Für die Verwirklichung der Variante V (Ybbs-Verdrängungsvariante) wäre die Inanspruchnahme des Flußbettes der Ybbs und damit eine Inanspruchnahme landwirtschaftlich genutzter Grundflächen für ein neues Flußbett erforderlich gewesen. Weiters sei zu dieser Variante festzuhalten, daß sie zufolge der topographischen Verhältnisse gegenüber der Variante IV schlechter einzustufen sei, und zwar sowohl im Hinblick auf die Linienführung im Grundriß (Minimalradius bei Variante V R = 180 m, bei Variante IV R = 350 m) als auch hinsichtlich der Tatsache, daß auf der Variante V mit größeren Verkehrsgefährdungen durch Vernässungen und Glatteisbildung zu rechnen sei, da sie zum Großteil im Schatten der anschließenden Berglehne liege. Weiters betrage die Länge der Variante IV 800 m, der Variante V 940 m; eine Verwirklichung der Variante V hätte einen erhöhten Erhaltungsaufwand für die Straßenverwaltung und einen dauernden Mehraufwand der Kraftfahrer zur Folge gehabt.

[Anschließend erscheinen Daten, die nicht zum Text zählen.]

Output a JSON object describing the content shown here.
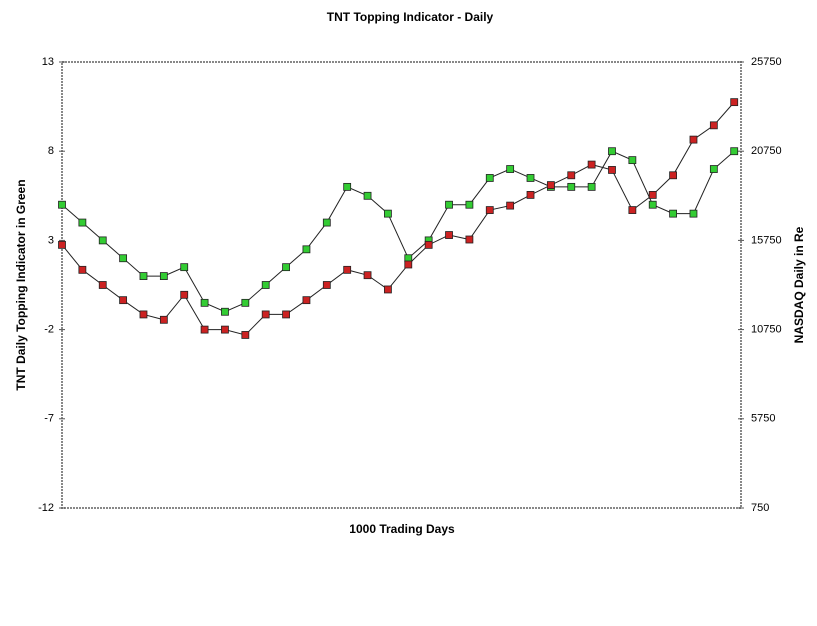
{
  "chart_data": {
    "type": "line",
    "title": "TNT Topping Indicator - Daily",
    "x_label": "1000 Trading Days",
    "y_label": "TNT Daily Topping Indicator in Green",
    "y2_label": "NASDAQ Daily in Re",
    "x": [
      0,
      30,
      60,
      90,
      120,
      150,
      180,
      210,
      240,
      270,
      300,
      330,
      360,
      390,
      420,
      450,
      480,
      510,
      540,
      570,
      600,
      630,
      660,
      690,
      720,
      750,
      780,
      810,
      840,
      870,
      900,
      930,
      960,
      990
    ],
    "xlim": [
      0,
      1000
    ],
    "ylim": [
      -12,
      13
    ],
    "yticks": [
      13,
      8,
      3,
      -2,
      -7,
      -12
    ],
    "y2lim": [
      750,
      25750
    ],
    "y2ticks": [
      25750,
      20750,
      15750,
      10750,
      5750,
      750
    ],
    "series": [
      {
        "name": "TNT Topping Indicator",
        "color": "#33cc33",
        "values": [
          5,
          4,
          3,
          2,
          1,
          1,
          1.5,
          -0.5,
          -1,
          -0.5,
          0.5,
          1.5,
          2.5,
          4,
          6,
          5.5,
          4.5,
          2,
          3,
          5,
          5,
          6.5,
          7,
          6.5,
          6,
          6,
          6,
          8,
          7.5,
          5,
          4.5,
          4.5,
          7,
          8
        ]
      },
      {
        "name": "NASDAQ",
        "color": "#cc2222",
        "axis": "y2",
        "values": [
          15500,
          14100,
          13250,
          12400,
          11600,
          11300,
          12700,
          10750,
          10750,
          10450,
          11600,
          11600,
          12400,
          13250,
          14100,
          13800,
          13000,
          14400,
          15500,
          16050,
          15800,
          17450,
          17700,
          18300,
          18850,
          19400,
          20000,
          19700,
          17450,
          18300,
          19400,
          21400,
          22200,
          23500
        ]
      }
    ]
  }
}
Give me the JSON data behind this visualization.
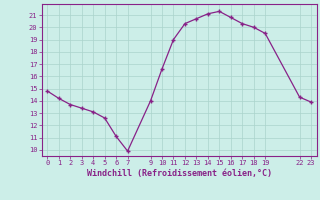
{
  "x": [
    0,
    1,
    2,
    3,
    4,
    5,
    6,
    7,
    9,
    10,
    11,
    12,
    13,
    14,
    15,
    16,
    17,
    18,
    19,
    22,
    23
  ],
  "y": [
    14.8,
    14.2,
    13.7,
    13.4,
    13.1,
    12.6,
    11.1,
    9.9,
    14.0,
    16.6,
    19.0,
    20.3,
    20.7,
    21.1,
    21.3,
    20.8,
    20.3,
    20.0,
    19.5,
    14.3,
    13.9
  ],
  "line_color": "#882288",
  "marker_color": "#882288",
  "bg_color": "#cceee8",
  "grid_color": "#aad4cc",
  "xlabel": "Windchill (Refroidissement éolien,°C)",
  "xticks": [
    0,
    1,
    2,
    3,
    4,
    5,
    6,
    7,
    9,
    10,
    11,
    12,
    13,
    14,
    15,
    16,
    17,
    18,
    19,
    22,
    23
  ],
  "yticks": [
    10,
    11,
    12,
    13,
    14,
    15,
    16,
    17,
    18,
    19,
    20,
    21
  ],
  "ylim": [
    9.5,
    21.9
  ],
  "xlim": [
    -0.5,
    23.5
  ],
  "font_color": "#882288"
}
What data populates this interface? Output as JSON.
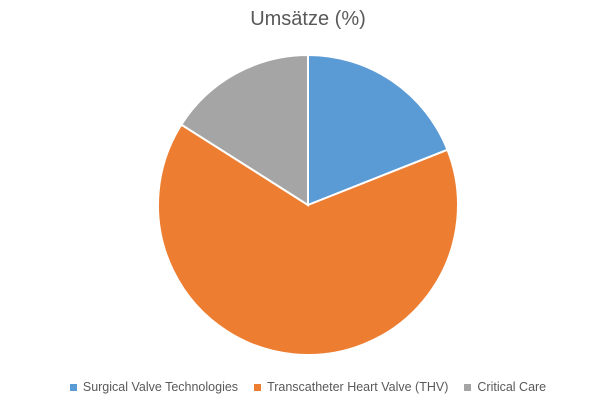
{
  "chart_data": {
    "type": "pie",
    "title": "Umsätze (%)",
    "categories": [
      "Surgical Valve Technologies",
      "Transcatheter Heart Valve (THV)",
      "Critical Care"
    ],
    "values": [
      19,
      65,
      16
    ],
    "colors": [
      "#5b9bd5",
      "#ed7d31",
      "#a5a5a5"
    ],
    "legend_position": "bottom"
  }
}
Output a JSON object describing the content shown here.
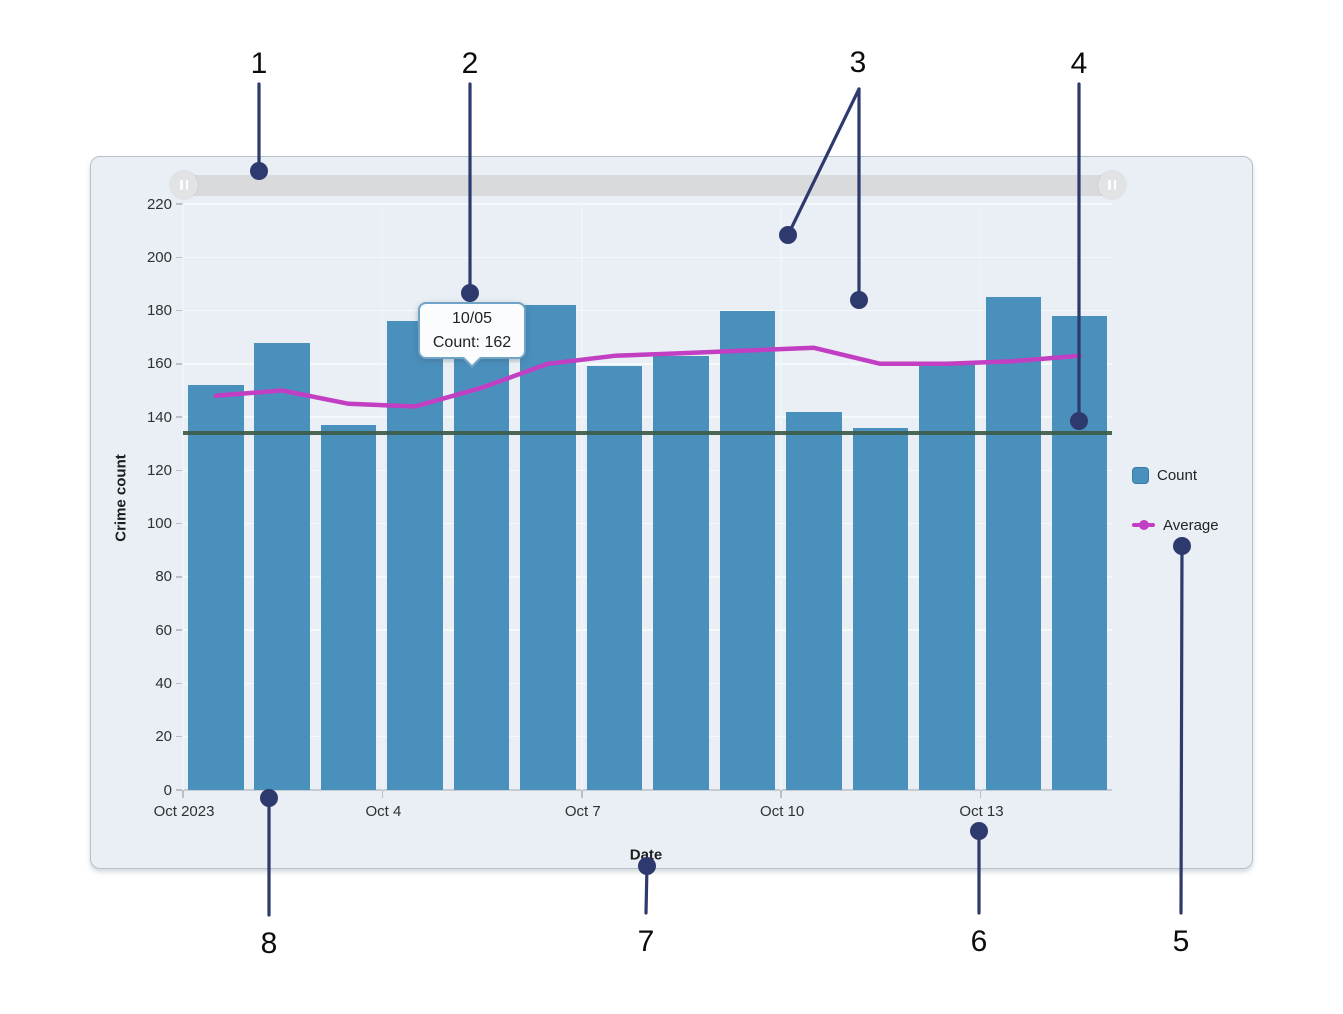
{
  "chart_data": {
    "type": "bar",
    "title": "",
    "xlabel": "Date",
    "ylabel": "Crime count",
    "categories": [
      "2023-10-01",
      "2023-10-02",
      "2023-10-03",
      "2023-10-04",
      "2023-10-05",
      "2023-10-06",
      "2023-10-07",
      "2023-10-08",
      "2023-10-09",
      "2023-10-10",
      "2023-10-11",
      "2023-10-12",
      "2023-10-13",
      "2023-10-14"
    ],
    "series": [
      {
        "name": "Count",
        "type": "bar",
        "color": "#4a90bc",
        "values": [
          152,
          168,
          137,
          176,
          162,
          182,
          159,
          163,
          180,
          142,
          136,
          160,
          185,
          178
        ]
      },
      {
        "name": "Average",
        "type": "line",
        "color": "#c23ec2",
        "values": [
          148,
          150,
          145,
          144,
          151,
          160,
          163,
          164,
          165,
          166,
          160,
          160,
          161,
          163
        ]
      }
    ],
    "reference_line": {
      "value": 134,
      "color": "#3d5c49"
    },
    "ylim": [
      0,
      220
    ],
    "ytick_step": 20,
    "ytick_labels": [
      "0",
      "20",
      "40",
      "60",
      "80",
      "100",
      "120",
      "140",
      "160",
      "180",
      "200",
      "220"
    ],
    "xticks": [
      {
        "label": "Oct 2023",
        "day_index": 0
      },
      {
        "label": "Oct 4",
        "day_index": 3
      },
      {
        "label": "Oct 7",
        "day_index": 6
      },
      {
        "label": "Oct 10",
        "day_index": 9
      },
      {
        "label": "Oct 13",
        "day_index": 12
      }
    ],
    "grid": true,
    "legend_position": "right"
  },
  "legend": {
    "items": [
      {
        "label": "Count",
        "marker": "square"
      },
      {
        "label": "Average",
        "marker": "line-dot"
      }
    ]
  },
  "tooltip": {
    "title": "10/05",
    "body": "Count: 162"
  },
  "callouts": [
    {
      "label": "1",
      "target": "time-range-slider"
    },
    {
      "label": "2",
      "target": "tooltip"
    },
    {
      "label": "3",
      "target": "plot-area"
    },
    {
      "label": "4",
      "target": "reference-line"
    },
    {
      "label": "5",
      "target": "legend"
    },
    {
      "label": "6",
      "target": "x-axis-tick-labels"
    },
    {
      "label": "7",
      "target": "x-axis-title"
    },
    {
      "label": "8",
      "target": "x-axis"
    }
  ],
  "colors": {
    "bar": "#4a90bc",
    "average_line": "#c23ec2",
    "reference_line": "#3d5c49",
    "callout": "#2e3a6e",
    "panel_bg": "#e9eff4",
    "tooltip_border": "#71a3c6"
  }
}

Des weiteren wird ausgeführt, daß nach der Variante IV die von den Beschwerdeführern behauptete "Besitzzerschneidung" nicht bewirkt würde, weil die Trasse im wesentlichen dem Verlauf der jetzigen Bundesstraße entspreche, wobei aber als Vorteil die Abrückung vom Wirtschaftsgebäude der Beschwerdeführer (im Mittel rund 28 m anzusehen sei. Zufolge der vorgesehenen Rekultivierung der bisherigen Straßenflächen, soweit sie nicht für den Straßenbau benötigt würden, und deren Zuweisung an die Beschwerdeführer sei ihr Grundverlust durch die neue Trasse auf ein Minimum beschränkt geblieben.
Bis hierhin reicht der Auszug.